RDMA Archives

September 25, 2018

We Need RDMA for Availability Groups and in All Public Clouds

Hello from Microsoft Ignite on day two.

Yesterday was a big day between all of the Windows Server 2019, Azure, and SQL Server 2019 announcements. Others have covered things like new features at a broad glance (here’s the official list from Microsoft). I’ll get into some of those things over the next few weeks when I get some time to play with the bits for SQL Server 2019 and discuss things like the SQL Server Big Data Clusters. However, now that SQL Server 2019 CTP 2.0 has been officially announced, there’s something I want to address: the network transport for Always On Availability Groups (AGs) and how it must be improved.

Let’s Talk Disks

One of the keys to success for any AG configuration is the speed of the disks on all replicas – primary or secondary. If you want synchronous data movement, any secondary replicas have to be as fast or faster than the primary to keep up (network speed matters, and I’ll address that here in a minute).

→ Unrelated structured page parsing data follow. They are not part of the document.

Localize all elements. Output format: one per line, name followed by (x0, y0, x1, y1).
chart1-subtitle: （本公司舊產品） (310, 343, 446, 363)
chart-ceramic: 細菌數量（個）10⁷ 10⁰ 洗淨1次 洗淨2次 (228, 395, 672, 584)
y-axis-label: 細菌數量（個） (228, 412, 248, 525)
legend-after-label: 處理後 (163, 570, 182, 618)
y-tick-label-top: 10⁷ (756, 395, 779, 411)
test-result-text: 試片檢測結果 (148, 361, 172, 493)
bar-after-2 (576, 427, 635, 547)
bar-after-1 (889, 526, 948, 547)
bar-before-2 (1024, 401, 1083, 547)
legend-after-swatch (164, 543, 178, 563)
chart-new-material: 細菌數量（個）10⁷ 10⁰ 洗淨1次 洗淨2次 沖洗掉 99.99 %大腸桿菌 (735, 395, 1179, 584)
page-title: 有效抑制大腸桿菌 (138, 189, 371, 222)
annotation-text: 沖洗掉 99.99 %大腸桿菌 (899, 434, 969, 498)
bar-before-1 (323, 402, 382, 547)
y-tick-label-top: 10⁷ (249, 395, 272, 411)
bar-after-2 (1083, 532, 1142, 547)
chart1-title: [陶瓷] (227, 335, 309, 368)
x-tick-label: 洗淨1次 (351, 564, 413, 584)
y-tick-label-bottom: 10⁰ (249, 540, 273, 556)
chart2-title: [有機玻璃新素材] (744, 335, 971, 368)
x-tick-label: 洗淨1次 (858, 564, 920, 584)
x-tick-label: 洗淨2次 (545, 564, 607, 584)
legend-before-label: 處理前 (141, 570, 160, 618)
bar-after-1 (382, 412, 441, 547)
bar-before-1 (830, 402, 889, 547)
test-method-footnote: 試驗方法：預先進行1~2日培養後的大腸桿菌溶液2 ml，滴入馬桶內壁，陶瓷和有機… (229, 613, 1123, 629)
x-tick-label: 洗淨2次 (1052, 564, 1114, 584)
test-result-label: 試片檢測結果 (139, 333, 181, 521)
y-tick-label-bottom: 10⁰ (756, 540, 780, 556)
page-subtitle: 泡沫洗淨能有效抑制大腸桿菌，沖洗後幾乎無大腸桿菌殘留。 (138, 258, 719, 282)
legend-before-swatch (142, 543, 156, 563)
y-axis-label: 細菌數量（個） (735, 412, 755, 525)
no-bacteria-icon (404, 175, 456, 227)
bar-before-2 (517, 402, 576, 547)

If you add read only workloads to a seconary replica, that increases disk usage, so again, speed matters.

We are beyond simple SSDs. The real speed is no longer there. Most people are looking at NVMe drives these days, which are faster flash-based drives than “traditional” SSDs. However there is a new (yet old) kid in town: persistent memory aka storage class memory aka PMEM. “Straight” memory is always going to be faster than going to disk due to the way systems are architected internally. Back in the day we had things like RAM SANs, but the idea of using memory for storage is coming back around again in the form of PMEM. SQL Server 2016 initially supported PMEM (NVDIMM only, and I think just NVDIMM-N) specifically for the tail of the log caching (see Bob Dorr’s blog post). Capacity for persistent memory was a bit small, so it made sense. SQL Server 2016 (and later) on Windows Server also now supports PMEM if the PMEM was formatted as block-based storage (i.e. it was configured like a normal disk to Windows Server).

There are two PMEM enhancements in SQL Server 2019:

Support for Intel Optane
For Linux, SQL Server data, transaction log, and In-Memory OLTP checkpoint files can now be placed on PMEM in enlightened mode

Many newer physical servers have slots for persistent memory; it’s not a passing fad.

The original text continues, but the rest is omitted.